Large Language Models (LLMs) can produce biased responses that can cause representational harms. However, conventional studies are insufficient to thoroughly evaluate LLM bias, as they can not scale to large number of inputs and provide no guarantees. Therefore, we propose the first framework, QuaCer-B (Quantitative Certification of Bias) that certifies LLMs for bias on distributions of prompts. A certificate consists of high-confidence bounds on the probability of unbiased LLM responses for any set of prompts mentioning various demographic groups, sampled from a distribution. We illustrate the bias certification for distributions of prompts created by applying varying prefixes drawn from a prefix distributions, to a given set of prompts. We consider prefix distributions for random token sequences, mixtures of manual jailbreaks, and jailbreaks in the LLM’s embedding space to certify bias. We obtain non-trivial certified bounds on the probability of unbiased responses of SOTA LLMs, exposing their vulnerabilities over distributions of prompts generated from computationally inexpensive distributions of prefixes.
Large Language Models (LLMs) have shown impressive performance as chatbots, and are hence used by millions of people worldwide. This, however, brings their safety and trustworthiness to the forefront, making it imperative to guarantee their reliability. Prior work has generally focused on establishing the trust in LLMs using evaluations on standard benchmarks. This analysis, however, is insufficient due to the limitations of the benchmarking datasets, their use in LLMs' safety training, and the lack of guarantees through benchmarking. As an alternative, we propose quantitative certificates for LLMs and develop a novel framework, QuaCer-B, to quantitatively certify LLMs for bias in their responses. We define bias as an assymetry in the LLM's responses for a set of prompts that differ only by a sensitive attribute.
QuaCer-B considers a given distribution of sets of prompts to certify a target LLM. The certificate consists of high-confidence bounds on the probability of obtaining a biased response from the LLM for a randomly sampled prompt from the distribution. The figure below presents an overview of QuaCer-B on an example distribution of prompts developed from a sample from the BOLD dataset.

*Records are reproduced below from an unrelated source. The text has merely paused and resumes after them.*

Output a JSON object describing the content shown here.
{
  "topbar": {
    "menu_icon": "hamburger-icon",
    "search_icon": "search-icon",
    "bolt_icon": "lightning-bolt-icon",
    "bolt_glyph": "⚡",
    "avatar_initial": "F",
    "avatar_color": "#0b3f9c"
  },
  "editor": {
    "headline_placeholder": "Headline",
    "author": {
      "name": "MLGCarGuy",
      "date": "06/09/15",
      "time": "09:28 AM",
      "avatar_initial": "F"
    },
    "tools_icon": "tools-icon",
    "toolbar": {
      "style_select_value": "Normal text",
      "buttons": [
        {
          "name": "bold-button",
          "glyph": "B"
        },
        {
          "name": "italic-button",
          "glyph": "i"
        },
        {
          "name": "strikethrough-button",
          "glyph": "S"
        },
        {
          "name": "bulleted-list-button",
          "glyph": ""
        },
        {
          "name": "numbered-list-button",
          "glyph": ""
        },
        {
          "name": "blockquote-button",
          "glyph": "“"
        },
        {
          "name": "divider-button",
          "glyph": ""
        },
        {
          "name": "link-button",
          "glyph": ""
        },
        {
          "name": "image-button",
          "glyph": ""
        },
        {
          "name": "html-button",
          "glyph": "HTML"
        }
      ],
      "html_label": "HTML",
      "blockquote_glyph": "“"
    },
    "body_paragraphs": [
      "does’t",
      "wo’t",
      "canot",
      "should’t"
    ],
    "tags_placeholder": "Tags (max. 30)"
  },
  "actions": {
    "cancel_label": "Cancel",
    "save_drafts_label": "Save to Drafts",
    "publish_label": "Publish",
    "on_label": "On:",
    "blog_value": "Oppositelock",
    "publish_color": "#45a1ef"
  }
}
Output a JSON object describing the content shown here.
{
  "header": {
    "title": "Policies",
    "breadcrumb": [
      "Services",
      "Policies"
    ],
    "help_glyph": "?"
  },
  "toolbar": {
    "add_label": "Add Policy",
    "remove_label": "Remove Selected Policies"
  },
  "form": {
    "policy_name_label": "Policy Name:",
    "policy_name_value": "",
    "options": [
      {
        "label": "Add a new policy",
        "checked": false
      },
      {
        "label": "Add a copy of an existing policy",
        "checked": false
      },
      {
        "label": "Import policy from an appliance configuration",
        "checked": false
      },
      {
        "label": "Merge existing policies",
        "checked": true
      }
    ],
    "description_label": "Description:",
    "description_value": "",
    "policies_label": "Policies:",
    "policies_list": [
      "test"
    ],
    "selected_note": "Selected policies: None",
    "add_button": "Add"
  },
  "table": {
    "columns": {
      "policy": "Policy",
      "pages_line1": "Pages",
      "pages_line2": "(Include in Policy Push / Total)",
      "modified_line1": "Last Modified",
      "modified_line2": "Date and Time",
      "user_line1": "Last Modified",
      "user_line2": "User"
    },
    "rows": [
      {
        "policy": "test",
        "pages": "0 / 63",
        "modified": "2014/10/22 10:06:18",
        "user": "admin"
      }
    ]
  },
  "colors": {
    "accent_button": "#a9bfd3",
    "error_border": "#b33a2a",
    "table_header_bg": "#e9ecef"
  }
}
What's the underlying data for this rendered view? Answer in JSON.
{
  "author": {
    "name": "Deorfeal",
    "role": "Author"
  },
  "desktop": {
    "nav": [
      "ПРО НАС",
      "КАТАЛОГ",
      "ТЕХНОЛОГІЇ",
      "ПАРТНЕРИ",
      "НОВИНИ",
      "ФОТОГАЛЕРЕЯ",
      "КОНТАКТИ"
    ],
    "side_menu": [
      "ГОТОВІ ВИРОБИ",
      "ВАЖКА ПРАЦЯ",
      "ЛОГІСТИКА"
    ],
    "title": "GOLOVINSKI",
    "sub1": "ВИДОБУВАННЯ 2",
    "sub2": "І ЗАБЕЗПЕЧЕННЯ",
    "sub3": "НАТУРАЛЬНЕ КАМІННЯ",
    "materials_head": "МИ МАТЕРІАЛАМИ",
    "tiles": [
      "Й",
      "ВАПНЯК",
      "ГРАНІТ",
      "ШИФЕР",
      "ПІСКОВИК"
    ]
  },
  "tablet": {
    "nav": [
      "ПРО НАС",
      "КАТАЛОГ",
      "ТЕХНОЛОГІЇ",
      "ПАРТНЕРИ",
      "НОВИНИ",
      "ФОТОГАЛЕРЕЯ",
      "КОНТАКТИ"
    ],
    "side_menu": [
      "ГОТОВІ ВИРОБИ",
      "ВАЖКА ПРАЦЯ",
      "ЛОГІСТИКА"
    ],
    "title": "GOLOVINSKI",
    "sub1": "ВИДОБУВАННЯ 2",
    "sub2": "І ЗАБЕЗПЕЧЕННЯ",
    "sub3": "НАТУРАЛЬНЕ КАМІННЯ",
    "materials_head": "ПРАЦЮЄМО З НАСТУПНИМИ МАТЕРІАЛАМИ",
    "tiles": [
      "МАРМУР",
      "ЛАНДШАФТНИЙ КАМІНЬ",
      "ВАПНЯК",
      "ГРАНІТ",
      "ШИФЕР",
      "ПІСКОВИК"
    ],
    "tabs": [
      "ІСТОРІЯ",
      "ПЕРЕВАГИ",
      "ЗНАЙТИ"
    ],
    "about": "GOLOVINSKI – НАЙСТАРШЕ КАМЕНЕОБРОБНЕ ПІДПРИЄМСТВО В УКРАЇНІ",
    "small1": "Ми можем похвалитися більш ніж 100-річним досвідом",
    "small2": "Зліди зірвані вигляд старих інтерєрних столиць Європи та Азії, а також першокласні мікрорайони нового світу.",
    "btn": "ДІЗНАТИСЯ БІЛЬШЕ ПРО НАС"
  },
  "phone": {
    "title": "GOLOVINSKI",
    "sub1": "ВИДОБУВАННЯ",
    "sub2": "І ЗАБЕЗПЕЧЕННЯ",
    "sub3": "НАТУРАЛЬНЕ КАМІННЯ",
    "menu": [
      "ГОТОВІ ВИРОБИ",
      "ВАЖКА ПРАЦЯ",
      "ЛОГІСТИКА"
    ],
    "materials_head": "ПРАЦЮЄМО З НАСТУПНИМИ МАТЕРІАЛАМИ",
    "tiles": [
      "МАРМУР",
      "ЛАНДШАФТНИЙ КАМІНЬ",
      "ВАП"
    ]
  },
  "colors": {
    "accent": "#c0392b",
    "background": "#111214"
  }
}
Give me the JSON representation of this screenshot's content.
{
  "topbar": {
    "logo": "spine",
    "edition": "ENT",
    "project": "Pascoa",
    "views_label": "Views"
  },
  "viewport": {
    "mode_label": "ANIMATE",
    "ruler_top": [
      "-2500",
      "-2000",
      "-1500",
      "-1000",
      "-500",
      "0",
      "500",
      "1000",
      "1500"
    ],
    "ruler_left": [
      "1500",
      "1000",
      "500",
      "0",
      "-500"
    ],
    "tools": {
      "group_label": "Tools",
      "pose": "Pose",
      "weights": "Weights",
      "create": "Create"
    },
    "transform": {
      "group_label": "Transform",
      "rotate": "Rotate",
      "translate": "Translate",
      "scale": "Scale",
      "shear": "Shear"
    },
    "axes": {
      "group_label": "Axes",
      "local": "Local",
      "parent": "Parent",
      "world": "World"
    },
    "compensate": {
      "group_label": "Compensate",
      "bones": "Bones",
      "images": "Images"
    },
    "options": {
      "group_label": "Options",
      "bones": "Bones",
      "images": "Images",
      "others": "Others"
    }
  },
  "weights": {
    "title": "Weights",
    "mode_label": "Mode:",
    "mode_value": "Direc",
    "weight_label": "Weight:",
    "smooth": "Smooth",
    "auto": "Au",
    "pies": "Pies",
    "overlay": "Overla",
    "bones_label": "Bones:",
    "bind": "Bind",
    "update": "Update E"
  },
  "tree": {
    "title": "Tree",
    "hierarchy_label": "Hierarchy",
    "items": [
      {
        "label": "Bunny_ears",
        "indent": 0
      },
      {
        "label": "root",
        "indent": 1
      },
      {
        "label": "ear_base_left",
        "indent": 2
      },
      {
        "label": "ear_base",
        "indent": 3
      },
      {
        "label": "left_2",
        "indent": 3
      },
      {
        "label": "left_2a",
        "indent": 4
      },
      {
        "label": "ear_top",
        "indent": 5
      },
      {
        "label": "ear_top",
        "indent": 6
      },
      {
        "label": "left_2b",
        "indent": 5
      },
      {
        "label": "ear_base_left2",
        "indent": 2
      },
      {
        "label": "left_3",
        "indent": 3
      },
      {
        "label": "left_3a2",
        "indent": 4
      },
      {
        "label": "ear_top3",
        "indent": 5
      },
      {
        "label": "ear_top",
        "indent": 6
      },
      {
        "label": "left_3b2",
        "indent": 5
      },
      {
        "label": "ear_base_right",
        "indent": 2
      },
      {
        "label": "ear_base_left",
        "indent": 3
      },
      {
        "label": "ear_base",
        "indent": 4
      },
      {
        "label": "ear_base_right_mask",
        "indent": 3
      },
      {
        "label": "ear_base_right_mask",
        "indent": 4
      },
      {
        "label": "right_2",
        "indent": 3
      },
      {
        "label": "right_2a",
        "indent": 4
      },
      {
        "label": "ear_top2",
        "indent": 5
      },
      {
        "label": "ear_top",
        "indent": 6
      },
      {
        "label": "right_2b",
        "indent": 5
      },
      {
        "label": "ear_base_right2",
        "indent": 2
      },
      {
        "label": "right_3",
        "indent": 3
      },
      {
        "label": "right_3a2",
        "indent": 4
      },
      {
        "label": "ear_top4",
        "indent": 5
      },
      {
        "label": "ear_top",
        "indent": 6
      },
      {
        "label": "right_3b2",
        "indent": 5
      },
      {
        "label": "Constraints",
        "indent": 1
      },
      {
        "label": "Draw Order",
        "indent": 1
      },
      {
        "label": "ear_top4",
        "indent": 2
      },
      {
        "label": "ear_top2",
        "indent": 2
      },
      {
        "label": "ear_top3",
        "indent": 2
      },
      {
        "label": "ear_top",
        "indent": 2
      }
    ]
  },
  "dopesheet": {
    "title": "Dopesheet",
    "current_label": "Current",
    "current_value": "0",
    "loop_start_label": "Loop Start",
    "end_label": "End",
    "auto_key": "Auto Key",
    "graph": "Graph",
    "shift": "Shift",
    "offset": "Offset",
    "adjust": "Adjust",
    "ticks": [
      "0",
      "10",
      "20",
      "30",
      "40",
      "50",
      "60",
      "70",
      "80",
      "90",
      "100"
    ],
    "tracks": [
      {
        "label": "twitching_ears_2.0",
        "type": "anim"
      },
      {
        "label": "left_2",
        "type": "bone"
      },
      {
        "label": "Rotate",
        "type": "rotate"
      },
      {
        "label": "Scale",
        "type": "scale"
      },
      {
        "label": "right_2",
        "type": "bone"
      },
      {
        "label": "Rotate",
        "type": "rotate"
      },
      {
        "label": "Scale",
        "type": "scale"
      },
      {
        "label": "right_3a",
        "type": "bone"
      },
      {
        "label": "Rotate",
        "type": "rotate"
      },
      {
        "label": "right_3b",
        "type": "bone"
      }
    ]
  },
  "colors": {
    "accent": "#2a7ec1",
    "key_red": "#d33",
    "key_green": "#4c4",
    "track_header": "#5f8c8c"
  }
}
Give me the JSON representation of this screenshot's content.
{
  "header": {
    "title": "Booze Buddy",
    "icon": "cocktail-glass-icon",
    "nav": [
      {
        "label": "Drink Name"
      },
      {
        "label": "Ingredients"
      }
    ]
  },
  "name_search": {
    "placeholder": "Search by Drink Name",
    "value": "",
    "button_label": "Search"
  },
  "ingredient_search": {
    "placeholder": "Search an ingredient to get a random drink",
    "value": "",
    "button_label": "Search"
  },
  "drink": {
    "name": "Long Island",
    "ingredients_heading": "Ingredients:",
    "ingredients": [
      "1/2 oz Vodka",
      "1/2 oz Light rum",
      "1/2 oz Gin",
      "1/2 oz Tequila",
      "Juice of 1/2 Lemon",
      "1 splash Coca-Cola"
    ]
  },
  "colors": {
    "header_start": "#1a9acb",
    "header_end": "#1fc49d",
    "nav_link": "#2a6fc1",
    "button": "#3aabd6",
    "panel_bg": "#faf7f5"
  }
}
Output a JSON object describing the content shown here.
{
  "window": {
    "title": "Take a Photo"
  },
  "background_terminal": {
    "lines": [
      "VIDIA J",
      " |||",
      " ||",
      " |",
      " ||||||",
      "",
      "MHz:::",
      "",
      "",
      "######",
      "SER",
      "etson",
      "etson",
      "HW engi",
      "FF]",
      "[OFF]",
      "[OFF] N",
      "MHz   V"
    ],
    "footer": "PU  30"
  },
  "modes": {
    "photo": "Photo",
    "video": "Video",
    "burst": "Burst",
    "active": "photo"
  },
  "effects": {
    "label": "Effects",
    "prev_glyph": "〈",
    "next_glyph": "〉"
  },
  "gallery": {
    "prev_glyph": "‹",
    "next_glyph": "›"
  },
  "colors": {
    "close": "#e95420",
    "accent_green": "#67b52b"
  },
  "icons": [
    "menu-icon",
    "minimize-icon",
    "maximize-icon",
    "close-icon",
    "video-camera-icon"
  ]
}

We illustrate certificates generated by QuaCer-B for the popular, SOTA LLMs with 3 kinds of distributions. Each distribution is defined over a sample space having elements that are sets of prompts. Each set of prompts is developed from a fixed set of prompts by prepending a random prefix. The fixed set of prompts that characterize a distribution of sets of prompts is derived from samples of popular fairness datasets, by varying the sensitive attributes in them. Hence, the distribution of the sets of prompts reduces to a distribution of prefixes for a fixed set of prompts. The 3 kinds of prefix distributions we consider are (details in the paper) - (1) Random sequence of tokens, (2) Mixture of effective jailbreaks, (3) Effective jailbreak perturbed in model's embedding space.
We certify popular LLMs for their bias with QuaCer-B and instances of the 3 kinds of distributions defined above. In particular, we certify the LLMs for gender and racial bias with distributions developed from samples from the BOLD and Decoding Trust datasets respectively. We observe novel trends in the performance of the LLMs, which we describe in detail in our paper. Below we show some example responses of a SOTA LLM to prompts sampled from a distribution derived from each dataset for gender and racial bias respectively, to illustrate the prompts and responses used in certification.
@misc{chaudhary2024quantitativecertificationbiaslarge,
title={Quantitative Certification of Bias in Large Language Models},
author={Isha Chaudhary and Qian Hu and Manoj Kumar and Morteza Ziyadi and Rahul Gupta and Gagandeep Singh},
year={2024},
eprint={2405.18780},
archivePrefix={arXiv},
primaryClass={cs.AI},
url={https://arxiv.org/abs/2405.18780},
}
This work presents examples and code of our certification framework that can be used to reliably assess state-of-the-art LLMs for biases in their responses. While the framework is general, we have illustrated it with practical examples of prefix distributions, which can consist potential jailbreaks. The exact adversarial nature of the prefixes is unknown, but being derived from popular jailbreaks, the threat posed by them is important to investigate. Hence, we used these prefixes to certify the bias in popular LLMs and have informed the model developers about their potential threat.